"She says, I'm too hungry, and eat all the bread away from her, and don't get enough for us both."

A curious expression passed across Theodore's face as he turned away and sat down in his chair once more. It looked like a gleam of satisfaction. The boy, meanwhile, sat quite still, looking round the room. He had a grave and somewhat interesting face, but that the dark eyes looked a little too keen and restless to be quite pleasant. Still, when he smiled, and he had smiled brightly when he first saw the bread, his countenance improved; and there was, besides, something about his open forehead which redeemed the covert expression of his eye. He was about seven years old, and precocious in quickness of a particular kind, as is very often the case with vagrant children.

Theodore's reverie was broken at last by the arrival of his good old housekeeper, who came in, flurried and indignant, to inform him that the woman she had been in search of was no where to be found. She had been, "she was sure," up and down all the carriage roads, and made enquiries at all the lodges, and finally discovered that a beggar woman had passed out at one of them upwards of an hour before, very hurriedly, and indeed almost at a running pace.

Theodore glanced at the child, but his countenance never changed. Only he sat eying the housekeeper as she spoke, apparently indifferent to the result. The housekeeper now began to ejaculate in broken sentences, "The base creature! To think that you should have taken all this trouble, Sir! and had the child actually into the house! and—gracious me," added she in a half whisper, "hadn't I better call the butler, Sir; hadn't he" (nodding significantly towards the child) "better be taken to the workhouse at once, Sir?"

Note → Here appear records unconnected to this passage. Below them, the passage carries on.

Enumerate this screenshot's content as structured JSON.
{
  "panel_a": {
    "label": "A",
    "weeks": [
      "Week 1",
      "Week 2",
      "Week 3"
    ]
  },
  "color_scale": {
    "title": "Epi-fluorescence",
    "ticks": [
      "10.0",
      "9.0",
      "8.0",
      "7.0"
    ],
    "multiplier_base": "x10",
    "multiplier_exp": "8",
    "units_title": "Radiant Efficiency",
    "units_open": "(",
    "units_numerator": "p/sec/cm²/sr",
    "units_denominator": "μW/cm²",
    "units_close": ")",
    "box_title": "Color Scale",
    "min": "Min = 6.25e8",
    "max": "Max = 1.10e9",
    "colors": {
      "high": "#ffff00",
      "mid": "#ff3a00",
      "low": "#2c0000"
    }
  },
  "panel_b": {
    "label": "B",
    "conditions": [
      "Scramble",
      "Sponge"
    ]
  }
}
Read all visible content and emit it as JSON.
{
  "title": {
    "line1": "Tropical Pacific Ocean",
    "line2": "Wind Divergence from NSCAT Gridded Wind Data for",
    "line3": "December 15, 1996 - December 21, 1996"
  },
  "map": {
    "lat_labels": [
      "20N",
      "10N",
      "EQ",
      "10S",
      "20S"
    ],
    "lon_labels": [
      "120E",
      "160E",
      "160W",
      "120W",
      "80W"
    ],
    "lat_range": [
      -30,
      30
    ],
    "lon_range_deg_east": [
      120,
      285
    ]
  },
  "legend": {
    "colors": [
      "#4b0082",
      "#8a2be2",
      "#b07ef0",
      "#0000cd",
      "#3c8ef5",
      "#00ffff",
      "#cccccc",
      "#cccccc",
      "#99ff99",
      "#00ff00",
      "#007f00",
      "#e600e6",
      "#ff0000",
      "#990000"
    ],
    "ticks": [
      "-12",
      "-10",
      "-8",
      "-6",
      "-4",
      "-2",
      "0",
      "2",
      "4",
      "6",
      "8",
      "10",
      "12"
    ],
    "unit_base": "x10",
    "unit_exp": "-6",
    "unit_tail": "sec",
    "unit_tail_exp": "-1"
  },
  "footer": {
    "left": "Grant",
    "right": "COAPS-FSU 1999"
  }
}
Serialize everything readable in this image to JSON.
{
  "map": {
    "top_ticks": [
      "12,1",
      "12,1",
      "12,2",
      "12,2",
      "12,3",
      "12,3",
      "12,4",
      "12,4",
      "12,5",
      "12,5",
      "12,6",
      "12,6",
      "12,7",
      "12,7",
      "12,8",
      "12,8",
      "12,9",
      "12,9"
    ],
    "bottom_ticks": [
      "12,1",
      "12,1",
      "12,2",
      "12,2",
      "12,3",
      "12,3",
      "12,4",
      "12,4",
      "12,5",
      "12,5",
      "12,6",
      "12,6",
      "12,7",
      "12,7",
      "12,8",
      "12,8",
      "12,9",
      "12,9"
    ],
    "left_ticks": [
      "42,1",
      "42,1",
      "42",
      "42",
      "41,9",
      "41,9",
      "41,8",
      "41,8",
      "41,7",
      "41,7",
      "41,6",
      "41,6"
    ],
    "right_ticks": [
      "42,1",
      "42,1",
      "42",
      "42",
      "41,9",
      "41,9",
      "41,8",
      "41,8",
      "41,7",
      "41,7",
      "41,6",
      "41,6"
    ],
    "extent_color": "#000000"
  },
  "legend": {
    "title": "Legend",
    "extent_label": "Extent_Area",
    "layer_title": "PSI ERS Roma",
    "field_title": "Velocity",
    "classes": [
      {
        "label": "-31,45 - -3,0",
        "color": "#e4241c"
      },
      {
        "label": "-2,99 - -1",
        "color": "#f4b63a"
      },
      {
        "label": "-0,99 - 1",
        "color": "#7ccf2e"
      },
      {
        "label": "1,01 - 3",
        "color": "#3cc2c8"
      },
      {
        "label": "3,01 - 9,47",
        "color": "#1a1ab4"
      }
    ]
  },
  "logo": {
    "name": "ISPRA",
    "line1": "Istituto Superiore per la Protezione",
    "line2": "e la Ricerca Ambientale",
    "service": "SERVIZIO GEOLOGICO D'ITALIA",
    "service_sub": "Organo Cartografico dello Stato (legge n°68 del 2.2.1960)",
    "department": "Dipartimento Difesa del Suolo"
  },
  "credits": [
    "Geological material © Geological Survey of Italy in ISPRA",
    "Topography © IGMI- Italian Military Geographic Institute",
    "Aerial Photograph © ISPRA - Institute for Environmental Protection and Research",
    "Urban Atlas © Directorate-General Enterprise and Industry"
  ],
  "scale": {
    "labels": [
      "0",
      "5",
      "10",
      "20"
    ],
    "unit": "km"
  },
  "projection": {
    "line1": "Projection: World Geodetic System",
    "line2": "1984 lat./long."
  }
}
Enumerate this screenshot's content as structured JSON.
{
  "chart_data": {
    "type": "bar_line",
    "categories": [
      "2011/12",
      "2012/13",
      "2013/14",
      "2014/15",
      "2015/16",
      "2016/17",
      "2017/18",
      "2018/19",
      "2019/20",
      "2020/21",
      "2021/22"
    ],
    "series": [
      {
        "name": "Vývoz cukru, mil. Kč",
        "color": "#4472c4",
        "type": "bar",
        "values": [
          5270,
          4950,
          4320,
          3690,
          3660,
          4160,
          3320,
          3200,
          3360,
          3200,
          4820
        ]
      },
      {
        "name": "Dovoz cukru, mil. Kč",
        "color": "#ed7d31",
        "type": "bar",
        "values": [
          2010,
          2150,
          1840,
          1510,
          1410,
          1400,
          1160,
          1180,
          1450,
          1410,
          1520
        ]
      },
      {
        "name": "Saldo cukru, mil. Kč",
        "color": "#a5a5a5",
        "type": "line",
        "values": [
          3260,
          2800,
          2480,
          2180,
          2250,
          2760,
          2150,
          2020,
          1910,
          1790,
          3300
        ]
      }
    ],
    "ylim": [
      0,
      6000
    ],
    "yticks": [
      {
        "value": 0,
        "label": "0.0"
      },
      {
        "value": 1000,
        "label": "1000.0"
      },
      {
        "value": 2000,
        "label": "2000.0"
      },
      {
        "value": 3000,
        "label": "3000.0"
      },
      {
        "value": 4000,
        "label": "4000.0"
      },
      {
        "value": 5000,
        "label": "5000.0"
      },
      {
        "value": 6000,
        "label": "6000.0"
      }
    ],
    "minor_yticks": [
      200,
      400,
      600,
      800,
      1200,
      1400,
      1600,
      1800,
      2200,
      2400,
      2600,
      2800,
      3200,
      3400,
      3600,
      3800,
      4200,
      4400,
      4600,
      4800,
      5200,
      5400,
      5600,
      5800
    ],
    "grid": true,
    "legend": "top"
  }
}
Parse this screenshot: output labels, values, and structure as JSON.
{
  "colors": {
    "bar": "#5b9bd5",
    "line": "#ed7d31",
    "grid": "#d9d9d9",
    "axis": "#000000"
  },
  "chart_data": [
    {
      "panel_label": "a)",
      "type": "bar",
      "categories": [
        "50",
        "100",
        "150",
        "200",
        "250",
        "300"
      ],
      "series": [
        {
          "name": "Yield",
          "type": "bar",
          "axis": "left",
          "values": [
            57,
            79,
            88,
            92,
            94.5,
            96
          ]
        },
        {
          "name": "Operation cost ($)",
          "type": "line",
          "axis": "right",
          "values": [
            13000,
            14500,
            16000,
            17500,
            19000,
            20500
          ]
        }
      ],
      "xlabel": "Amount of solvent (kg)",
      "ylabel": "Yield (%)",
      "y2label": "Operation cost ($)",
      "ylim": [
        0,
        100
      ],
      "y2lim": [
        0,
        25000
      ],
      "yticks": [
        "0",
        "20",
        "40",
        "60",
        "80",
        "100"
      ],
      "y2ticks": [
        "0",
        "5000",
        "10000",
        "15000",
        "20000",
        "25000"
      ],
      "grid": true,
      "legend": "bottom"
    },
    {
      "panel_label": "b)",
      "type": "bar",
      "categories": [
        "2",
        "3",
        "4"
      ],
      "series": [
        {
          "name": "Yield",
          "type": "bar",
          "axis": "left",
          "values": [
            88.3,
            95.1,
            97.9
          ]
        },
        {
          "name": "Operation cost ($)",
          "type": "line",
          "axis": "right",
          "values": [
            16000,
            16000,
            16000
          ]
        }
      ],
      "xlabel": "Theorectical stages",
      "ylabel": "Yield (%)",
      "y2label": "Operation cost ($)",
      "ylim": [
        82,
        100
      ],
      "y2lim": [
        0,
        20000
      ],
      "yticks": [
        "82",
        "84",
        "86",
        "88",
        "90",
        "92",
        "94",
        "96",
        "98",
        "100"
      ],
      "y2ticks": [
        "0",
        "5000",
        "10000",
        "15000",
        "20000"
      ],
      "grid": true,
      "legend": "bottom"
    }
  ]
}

"I think not," answered Theodore slowly—"not yet, I think. The truth is, I find he's not her own child, but has been stolen; and—and—in fact, we can send him to the workhouse to-morrow. Perhaps, after all, the woman may come here for him. But, at any rate, there is time enough. You see this is an odd affair; and, as the boy is not hers, we don't know who he may not turn out to be some day." And, as Theodore thus concluded his sentence, he got up and looked at the old housekeeper with a smile—a melancholy one it is true, but still it was a smile—the first that had been seen on his face since his terrible bereavement.

And the faithful servant was so much pleased that she forgot every thing else in a desire to keep up the interest that had lured her young master so unaccountably from his misery.

"Well, to be sure, Sir, what you say's quite right, and we can make the poor thing comfortable for to-night, and then you can do as you please to-morrow. Shall I take him with me, Sir, and make him clean, while you dine? I can borrow some tidy clothes from the bailiff's wife, I dare say; and after he's made respectable, you can see him again, Sir, if you think proper."

This proposition was more grateful to Theodore's mind than he cared to acknowledge to himself. Indeed he had no clear ideas of his feelings about the little accident that had interrupted the dismal course of his life; and he studiously avoided questioning himself too closely. Only there came across him, every now and then, a sensation that there was some special providence about it all, and that there was some mysterious connection between this adventure and the words of the apparitions who had spoken to him in the morning.

But "let be, let us see what will happen," was the ruling feeling, and as he felt less miserable than usual, he did not wish to disturb the pleasing dream by enquiries, why?

After his solitary dinner, as he was seated alone in his arm chair, he was relapsing fast into his usual unhappy state of mind, for this was at all times the most trying part of the day to him, when a knock at the door aroused him.